Patna, Aug. 31: The Maoist Communist Centre has for the first time gone public on an internal bid to split the Naxalite outfit and accused two key leaders of corruption and an attempted coup.
In a 14-page circular published in the latest issue of its mouthpiece, Lal Chingari, the MCC accused “Ba” and “Bh” of siphoning crores, campaigning against central committee members and trying to engineer a split.
The “kendriya committee ka circular”, however, did not clearly identify the rebel leaders. According to outfit sources, Ba is a veteran leader known as Baba and Bh is Bharat, once the Magadh Regional Committee chief and, till recently, a central committee member.
After surviving “the vicious campaign against the central committee”, the Left outfit rushed to enhance unity by closing ranks with rival, the People’s War Group, and fortifying relations with the Communist Party of Peru, the Communist Party of Philippines and the Communist Party of Nepal (CPN-Maoist).

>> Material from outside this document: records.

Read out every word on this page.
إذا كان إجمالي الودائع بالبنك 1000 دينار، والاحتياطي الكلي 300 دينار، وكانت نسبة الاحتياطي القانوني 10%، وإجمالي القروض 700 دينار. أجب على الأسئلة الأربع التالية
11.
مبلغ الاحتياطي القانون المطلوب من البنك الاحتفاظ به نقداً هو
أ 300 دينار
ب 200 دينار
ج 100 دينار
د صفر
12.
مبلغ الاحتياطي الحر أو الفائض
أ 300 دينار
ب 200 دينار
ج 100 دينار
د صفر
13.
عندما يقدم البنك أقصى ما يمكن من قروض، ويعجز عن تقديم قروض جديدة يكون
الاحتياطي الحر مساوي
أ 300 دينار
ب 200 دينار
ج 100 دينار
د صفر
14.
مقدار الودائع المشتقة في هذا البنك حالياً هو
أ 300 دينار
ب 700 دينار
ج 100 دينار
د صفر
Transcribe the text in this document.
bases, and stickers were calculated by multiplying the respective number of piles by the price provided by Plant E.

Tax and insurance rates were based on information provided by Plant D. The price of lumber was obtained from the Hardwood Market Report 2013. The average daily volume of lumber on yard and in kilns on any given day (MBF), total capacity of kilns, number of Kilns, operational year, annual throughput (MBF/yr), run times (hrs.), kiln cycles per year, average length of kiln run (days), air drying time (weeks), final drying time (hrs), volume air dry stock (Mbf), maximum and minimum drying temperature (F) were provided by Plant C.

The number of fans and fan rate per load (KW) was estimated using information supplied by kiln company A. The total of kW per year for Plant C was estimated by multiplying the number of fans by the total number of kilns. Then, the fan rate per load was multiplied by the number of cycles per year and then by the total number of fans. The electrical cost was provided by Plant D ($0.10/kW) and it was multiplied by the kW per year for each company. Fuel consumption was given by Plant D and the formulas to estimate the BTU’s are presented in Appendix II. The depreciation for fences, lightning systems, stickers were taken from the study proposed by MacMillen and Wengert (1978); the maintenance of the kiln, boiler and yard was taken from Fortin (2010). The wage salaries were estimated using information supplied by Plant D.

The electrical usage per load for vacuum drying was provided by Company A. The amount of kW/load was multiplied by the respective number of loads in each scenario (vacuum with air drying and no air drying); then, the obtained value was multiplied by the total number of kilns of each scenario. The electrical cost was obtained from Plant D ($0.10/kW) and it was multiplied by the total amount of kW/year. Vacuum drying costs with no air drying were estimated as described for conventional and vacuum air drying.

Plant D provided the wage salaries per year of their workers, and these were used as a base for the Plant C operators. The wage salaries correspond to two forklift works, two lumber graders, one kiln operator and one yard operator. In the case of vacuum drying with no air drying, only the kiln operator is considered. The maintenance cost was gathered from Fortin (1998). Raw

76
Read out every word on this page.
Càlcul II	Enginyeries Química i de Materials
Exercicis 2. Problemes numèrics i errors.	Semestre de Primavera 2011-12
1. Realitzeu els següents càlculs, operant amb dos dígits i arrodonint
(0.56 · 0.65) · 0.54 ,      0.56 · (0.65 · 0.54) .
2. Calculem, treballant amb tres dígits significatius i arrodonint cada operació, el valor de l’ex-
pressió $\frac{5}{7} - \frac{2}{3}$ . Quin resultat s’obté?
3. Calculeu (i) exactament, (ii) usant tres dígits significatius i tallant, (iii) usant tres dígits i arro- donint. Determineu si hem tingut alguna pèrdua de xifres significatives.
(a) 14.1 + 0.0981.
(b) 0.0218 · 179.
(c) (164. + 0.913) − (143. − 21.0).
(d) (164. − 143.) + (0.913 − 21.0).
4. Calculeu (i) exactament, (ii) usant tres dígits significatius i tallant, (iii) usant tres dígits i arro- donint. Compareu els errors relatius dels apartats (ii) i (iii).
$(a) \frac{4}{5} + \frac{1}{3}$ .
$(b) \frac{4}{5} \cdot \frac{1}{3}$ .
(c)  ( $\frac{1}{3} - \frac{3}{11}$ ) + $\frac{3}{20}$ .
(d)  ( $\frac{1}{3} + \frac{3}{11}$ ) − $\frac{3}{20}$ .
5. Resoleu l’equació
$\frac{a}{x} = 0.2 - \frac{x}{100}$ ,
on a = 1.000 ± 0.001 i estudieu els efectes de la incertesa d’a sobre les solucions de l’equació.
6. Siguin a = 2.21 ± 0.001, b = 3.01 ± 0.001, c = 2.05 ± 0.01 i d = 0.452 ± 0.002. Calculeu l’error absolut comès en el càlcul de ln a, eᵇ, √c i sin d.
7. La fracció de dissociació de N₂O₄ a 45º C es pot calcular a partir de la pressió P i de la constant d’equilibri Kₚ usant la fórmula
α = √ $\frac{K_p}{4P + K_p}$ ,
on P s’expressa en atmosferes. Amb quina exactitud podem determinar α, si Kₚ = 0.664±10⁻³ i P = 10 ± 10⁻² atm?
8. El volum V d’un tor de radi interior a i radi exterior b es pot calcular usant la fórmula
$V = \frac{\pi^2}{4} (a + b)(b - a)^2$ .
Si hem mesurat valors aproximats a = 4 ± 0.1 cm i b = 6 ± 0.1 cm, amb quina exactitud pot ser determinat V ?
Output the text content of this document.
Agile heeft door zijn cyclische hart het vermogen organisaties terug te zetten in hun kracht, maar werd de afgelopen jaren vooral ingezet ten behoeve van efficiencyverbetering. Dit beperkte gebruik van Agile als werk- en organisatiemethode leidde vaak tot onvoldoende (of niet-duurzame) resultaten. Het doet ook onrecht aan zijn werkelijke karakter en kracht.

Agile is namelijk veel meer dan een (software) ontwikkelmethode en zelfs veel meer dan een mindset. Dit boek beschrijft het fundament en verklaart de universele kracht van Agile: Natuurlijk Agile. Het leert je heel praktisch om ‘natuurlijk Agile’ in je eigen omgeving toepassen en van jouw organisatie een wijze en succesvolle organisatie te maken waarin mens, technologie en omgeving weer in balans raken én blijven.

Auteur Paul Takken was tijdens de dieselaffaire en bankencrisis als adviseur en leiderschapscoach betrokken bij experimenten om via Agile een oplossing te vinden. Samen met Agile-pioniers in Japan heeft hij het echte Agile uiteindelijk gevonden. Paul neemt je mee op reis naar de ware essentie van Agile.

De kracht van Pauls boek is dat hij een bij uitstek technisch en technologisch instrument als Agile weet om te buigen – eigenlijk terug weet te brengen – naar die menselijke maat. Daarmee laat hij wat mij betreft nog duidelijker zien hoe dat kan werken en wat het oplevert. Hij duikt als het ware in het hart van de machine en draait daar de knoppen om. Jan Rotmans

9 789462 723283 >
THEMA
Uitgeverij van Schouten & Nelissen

The internal rift has even forced the MCC to push for a merger with the PWG. But the move, though clearly aimed at isolating the rebels, has failed to end the standoff in the central committee.
Last year’s revolt had its origin in a great debate on ideological moorings that began in the MCC’s Bengal unit in 1999.
At least 12 key leaders sided with Ba and refused to follow the partyline and brought out its own mouthpiece from Calcutta, Janmuktikami, spewing venom against the committee for its “revisionist approach”.
According to the circular, both Ba and Bh openly opposed the central committee’s stand favouring a tilt towards Maoism, clarified in its policy declaration of 1999-2000.
But Bharat said in a statement that “in the name of Maoism, the MCC is virtually ignoring Stalinism”.
The rebels also alleged that the MCC was virtually surrendering its interests by sinking differences with the PWG. They dubbed the outfit’s decision to join the South Asian Confederation of Left Radicals a “mistake”.
It was then that the central committee hit back in 2001, accusing the two rebel leaders of siphoning off funds. Bh was accused of not returning Rs 1.2 crore he had in his account.
Ba was similarly accused of not returning Rs 9.16 lakh and another Rs 2.36 lakh. The amount was collected during the Orissa supercyclone to be sent to the MCC’s units in the state.
The two refused to appear before the central committee even after it drew up a 10-point chargesheet against them. They did not attend the committee meeting between July 14 and 19, 2001.
Bharat had officially said he would be unavailable for the next six months. But he did not appear even after that. He did send a 12-page letter explaining his side of the argument.
The Telegraph had reported how, in these circumstances, a new generation of leaders had taken over the MCC in an organisational shake-up last year.
The two rebel leaders were also suspended, provoking Baba, who had some support in the Bengal unit, to lead a revolt against the Jharkhand Bangal Special Area Committee’s central body. The unit was crippled as a result.
The coup bid is now a year old. But the MCC’s circular to its cadre, platoon members and pressure bodies shows that the revolt is still haunting the central committee leaders.
In their appeal, the committee has urged the cadre to thwart any move by the rebel leaders to split the outfit.
The two-decade-old MCC, still a looming presence in Bihar and Jharkhand, is said to be in the final stages of merger negotiations with the PCC. It may materialise in another six months.
Prakash, a PWG spokesman, said: “It was the move of the (MCC) rebels to spread confusion that took (up) a lot of time. Now we feel there are not many hurdles left for the merger.”